My brothers been married and divorced three times. When I told him that his first wife (from our teenage years) had died he stated “One down, two to go!”. Doubt he is going to include any of them in his obit.

He did relent and state that in hindsight the first one wasn’t as bad as the last two given their youth. I went to her funeral and shared a picture with her son from her second marriage of my brother with her in their hippie days. He was very glad to see his mom at 16 actually enjoying life and not of her final years.

She was better than the other two.

That’s if the children themselves want it. They may not.

Unless you’re famous yourself, you won’t get a journalist writing your obituary. Whomever does write it will be close to you and will skip that.

Were your parents divorced? I bet that if you surveyed the children of divorce the overwhelming majority would disagree with that, not all of course. My father hated my mother and I wrote the obituary. Mentioning my mom would have been insanely inappropriate.

Many years ago I was scanning family photos and making slide shows that would be transferred to discs and distributed to family. Naturally I found some of my ex brother-in-law, who had really treated my sister badly. I mentioned it and she said to go ahead and include the photos. “He’s still the father of our children,” she reasoned.

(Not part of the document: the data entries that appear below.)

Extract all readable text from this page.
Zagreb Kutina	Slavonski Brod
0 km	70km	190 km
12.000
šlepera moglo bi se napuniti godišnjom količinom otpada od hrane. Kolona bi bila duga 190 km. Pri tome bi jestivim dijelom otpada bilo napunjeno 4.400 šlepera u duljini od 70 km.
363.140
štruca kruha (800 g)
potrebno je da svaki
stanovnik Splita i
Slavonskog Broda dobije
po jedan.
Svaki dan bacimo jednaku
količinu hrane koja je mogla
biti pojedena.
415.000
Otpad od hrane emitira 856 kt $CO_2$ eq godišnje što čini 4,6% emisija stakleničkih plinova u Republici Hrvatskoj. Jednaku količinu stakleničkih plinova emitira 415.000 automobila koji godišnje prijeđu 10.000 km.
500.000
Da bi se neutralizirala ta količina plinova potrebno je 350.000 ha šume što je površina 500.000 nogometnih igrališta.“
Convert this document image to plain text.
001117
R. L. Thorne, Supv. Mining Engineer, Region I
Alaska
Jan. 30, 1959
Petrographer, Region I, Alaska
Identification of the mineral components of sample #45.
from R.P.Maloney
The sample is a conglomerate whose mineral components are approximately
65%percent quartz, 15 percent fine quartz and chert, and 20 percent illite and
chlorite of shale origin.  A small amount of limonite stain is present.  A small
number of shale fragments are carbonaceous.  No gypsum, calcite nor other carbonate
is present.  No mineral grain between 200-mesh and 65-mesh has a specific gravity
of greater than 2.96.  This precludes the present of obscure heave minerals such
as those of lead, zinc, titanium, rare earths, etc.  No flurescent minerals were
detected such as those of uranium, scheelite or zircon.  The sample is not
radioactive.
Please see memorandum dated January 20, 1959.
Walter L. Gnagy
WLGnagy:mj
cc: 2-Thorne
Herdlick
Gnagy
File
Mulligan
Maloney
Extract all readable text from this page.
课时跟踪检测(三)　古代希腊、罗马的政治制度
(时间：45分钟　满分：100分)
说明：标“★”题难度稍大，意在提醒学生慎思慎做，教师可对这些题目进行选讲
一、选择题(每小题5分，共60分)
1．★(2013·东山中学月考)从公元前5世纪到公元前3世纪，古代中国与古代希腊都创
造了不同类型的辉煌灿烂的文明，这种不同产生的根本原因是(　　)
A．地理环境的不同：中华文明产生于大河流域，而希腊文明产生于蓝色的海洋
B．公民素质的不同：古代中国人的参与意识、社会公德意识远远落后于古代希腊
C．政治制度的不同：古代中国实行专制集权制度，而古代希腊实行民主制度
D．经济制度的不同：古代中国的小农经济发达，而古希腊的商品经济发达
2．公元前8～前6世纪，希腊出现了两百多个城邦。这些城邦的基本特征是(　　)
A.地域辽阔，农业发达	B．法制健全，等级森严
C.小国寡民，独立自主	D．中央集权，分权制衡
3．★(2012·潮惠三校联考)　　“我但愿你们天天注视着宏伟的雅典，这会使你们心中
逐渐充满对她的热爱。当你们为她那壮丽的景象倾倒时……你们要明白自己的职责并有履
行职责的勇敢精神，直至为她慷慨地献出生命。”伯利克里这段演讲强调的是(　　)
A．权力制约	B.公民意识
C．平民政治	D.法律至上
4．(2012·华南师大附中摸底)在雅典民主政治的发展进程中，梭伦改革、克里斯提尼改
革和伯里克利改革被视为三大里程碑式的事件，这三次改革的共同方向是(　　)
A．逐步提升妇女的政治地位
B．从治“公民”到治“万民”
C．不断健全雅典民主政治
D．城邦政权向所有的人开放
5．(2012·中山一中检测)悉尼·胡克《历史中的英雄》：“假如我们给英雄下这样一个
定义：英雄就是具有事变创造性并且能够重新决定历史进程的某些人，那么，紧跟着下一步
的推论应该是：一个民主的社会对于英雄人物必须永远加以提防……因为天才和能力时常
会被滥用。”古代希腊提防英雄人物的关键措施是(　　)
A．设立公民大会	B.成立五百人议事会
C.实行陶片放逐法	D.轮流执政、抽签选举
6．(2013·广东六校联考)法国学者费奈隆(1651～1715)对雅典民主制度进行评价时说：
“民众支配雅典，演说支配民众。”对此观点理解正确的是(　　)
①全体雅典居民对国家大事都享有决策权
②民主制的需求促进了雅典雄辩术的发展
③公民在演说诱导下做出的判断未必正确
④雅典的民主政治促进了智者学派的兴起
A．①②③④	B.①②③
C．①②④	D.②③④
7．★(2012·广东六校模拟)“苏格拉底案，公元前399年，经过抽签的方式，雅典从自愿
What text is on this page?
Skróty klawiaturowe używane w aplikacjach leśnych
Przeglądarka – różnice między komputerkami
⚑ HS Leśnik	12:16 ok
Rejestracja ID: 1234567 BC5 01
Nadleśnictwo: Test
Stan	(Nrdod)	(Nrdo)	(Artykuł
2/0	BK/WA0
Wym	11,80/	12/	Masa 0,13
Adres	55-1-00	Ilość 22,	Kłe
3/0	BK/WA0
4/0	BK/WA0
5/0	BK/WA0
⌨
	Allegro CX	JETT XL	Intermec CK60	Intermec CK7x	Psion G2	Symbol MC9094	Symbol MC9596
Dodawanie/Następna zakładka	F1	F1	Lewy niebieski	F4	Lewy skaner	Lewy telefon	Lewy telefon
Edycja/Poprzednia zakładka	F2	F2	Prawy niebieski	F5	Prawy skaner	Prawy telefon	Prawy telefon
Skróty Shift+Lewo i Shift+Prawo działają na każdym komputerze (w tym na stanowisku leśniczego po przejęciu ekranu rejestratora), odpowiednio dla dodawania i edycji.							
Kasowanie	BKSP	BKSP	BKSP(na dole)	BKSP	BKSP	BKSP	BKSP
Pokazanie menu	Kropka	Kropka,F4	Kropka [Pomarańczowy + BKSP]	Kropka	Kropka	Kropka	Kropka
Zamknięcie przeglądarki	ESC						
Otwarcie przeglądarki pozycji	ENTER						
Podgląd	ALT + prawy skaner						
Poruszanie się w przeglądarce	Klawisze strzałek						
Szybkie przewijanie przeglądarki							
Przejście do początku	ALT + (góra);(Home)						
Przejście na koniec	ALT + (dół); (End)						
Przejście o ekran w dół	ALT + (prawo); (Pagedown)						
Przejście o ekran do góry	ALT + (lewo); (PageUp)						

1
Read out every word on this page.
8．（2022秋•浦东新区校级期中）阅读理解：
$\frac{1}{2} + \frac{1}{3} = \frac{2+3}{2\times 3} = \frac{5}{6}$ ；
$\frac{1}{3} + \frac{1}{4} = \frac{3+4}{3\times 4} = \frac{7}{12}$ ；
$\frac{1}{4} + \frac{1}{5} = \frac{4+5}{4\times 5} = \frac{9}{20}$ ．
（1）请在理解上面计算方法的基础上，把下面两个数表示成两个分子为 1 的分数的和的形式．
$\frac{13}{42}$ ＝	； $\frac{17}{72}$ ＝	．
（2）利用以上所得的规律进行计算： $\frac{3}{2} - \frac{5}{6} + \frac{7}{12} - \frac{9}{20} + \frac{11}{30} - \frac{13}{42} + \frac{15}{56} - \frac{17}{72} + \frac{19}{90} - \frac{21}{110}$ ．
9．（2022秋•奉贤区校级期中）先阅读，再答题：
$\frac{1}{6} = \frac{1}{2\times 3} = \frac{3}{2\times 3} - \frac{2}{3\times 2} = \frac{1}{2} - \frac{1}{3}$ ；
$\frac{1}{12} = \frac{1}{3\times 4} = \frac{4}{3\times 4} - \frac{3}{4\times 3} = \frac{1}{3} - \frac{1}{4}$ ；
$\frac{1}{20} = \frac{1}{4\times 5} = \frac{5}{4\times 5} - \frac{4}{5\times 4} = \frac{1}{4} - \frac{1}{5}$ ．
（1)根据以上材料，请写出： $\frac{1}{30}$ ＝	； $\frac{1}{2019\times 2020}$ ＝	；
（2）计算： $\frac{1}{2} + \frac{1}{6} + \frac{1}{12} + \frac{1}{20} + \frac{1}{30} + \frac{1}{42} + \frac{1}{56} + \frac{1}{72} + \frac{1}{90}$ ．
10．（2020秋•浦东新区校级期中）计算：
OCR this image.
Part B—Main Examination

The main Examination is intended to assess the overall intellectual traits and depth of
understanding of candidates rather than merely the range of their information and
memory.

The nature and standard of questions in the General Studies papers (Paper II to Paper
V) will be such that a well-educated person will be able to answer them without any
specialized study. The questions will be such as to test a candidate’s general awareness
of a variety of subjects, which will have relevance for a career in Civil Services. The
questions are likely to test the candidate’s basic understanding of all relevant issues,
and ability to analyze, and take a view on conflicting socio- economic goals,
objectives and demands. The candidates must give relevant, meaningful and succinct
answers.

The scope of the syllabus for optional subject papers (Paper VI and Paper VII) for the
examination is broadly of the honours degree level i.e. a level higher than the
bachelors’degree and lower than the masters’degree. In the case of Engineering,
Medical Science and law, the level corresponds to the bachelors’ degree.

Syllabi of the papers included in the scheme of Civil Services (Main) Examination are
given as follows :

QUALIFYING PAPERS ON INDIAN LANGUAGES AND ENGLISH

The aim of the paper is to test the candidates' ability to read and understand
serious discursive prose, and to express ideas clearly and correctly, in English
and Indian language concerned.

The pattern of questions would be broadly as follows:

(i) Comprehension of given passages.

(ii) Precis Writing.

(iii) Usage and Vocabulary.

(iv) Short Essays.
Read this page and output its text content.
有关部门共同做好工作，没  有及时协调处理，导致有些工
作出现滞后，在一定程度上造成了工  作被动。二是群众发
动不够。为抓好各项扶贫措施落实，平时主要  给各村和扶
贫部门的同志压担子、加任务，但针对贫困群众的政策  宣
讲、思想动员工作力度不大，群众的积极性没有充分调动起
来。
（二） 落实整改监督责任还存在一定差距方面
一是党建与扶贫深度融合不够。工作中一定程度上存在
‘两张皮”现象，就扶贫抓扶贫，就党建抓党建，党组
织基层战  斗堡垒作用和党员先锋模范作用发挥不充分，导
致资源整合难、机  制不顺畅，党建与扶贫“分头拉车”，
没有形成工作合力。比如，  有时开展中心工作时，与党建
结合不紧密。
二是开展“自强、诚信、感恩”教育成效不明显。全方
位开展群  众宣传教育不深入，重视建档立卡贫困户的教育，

That would work for some situations.

No, my parents weren’t divorced.

My statement presumed that some children would want it acknowledged. If you’re in a particular situation where you know otherwise, of course not.

That said, I knew a guy who died and his ex was at the funeral. They had a pretty bitter divorce in the not-too-distant-past, but their three kids were also in attendance so nobody was going to turn her away. IIRC she was mentioned in the obit. He probably would have hated it but she’s the only parent remaining to the kids, probably another reason his surviving family made nice.